What value inheres in lies about simple matters of fact? What good could possibly come of Alvarez telling people that he risked his life for his country when he did no such thing?

Three justices — Samuel Alito, Antonin Scalia and Clarence Thomas — said the answer was, “none.” There was no reason, they said, to stop Congress from criminalizing lies about military service.

The other six justices disagreed. In two separate opinions, neither commanding a majority of five, the justices tried their best to explain what was so useful about lying.

The job wasn’t easy. Alvarez’s lawyers, as well as some academics who had filed briefs as friends of the court, had urged the most brazen logic of all, one that Twain himself could only have admired: Lying is a necessary and valuable component of the self-presentation in which we all engage.

The trouble with this argument isn’t only that it turns Jay Gatsby into the archetypal American. (He already is.) It’s that our meritocratic culture is obsessed with sussing out the lies that people slip into their accounts of themselves. From the MIT dean of admissions to the Yale football coach to the chief executive officer of Yahoo!, we have seen multiple examples of the public shaming of the “genus: white liar, species: resume-padder.”
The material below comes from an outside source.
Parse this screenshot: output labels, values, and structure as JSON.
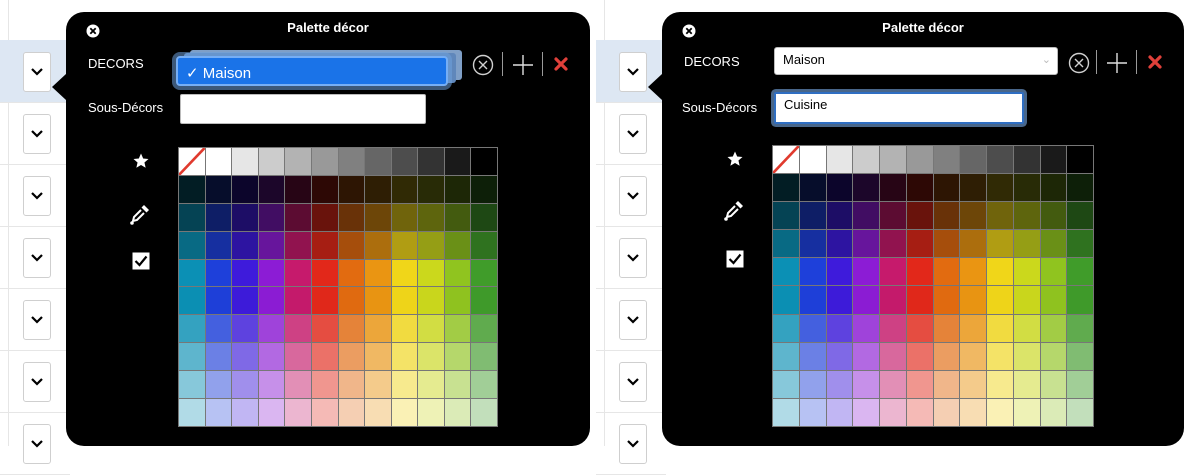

So Breyer invoked the famous assertion of John Stuart Mill, that falsehoods in debate promote the truth through their “collision with error.” Rooting out those who lie about military commendations should make us consider publicly the extraordinary debt we owe to those who risk or give their lives and merit the real thing.

We don’t need to tolerate the liar. In a free society, however, maybe we have to shoulder the burden of condemning him ourselves — instead of lazily trusting the government to do something about it.

Noah Feldman is a law professor at Harvard University. From Bloomberg View.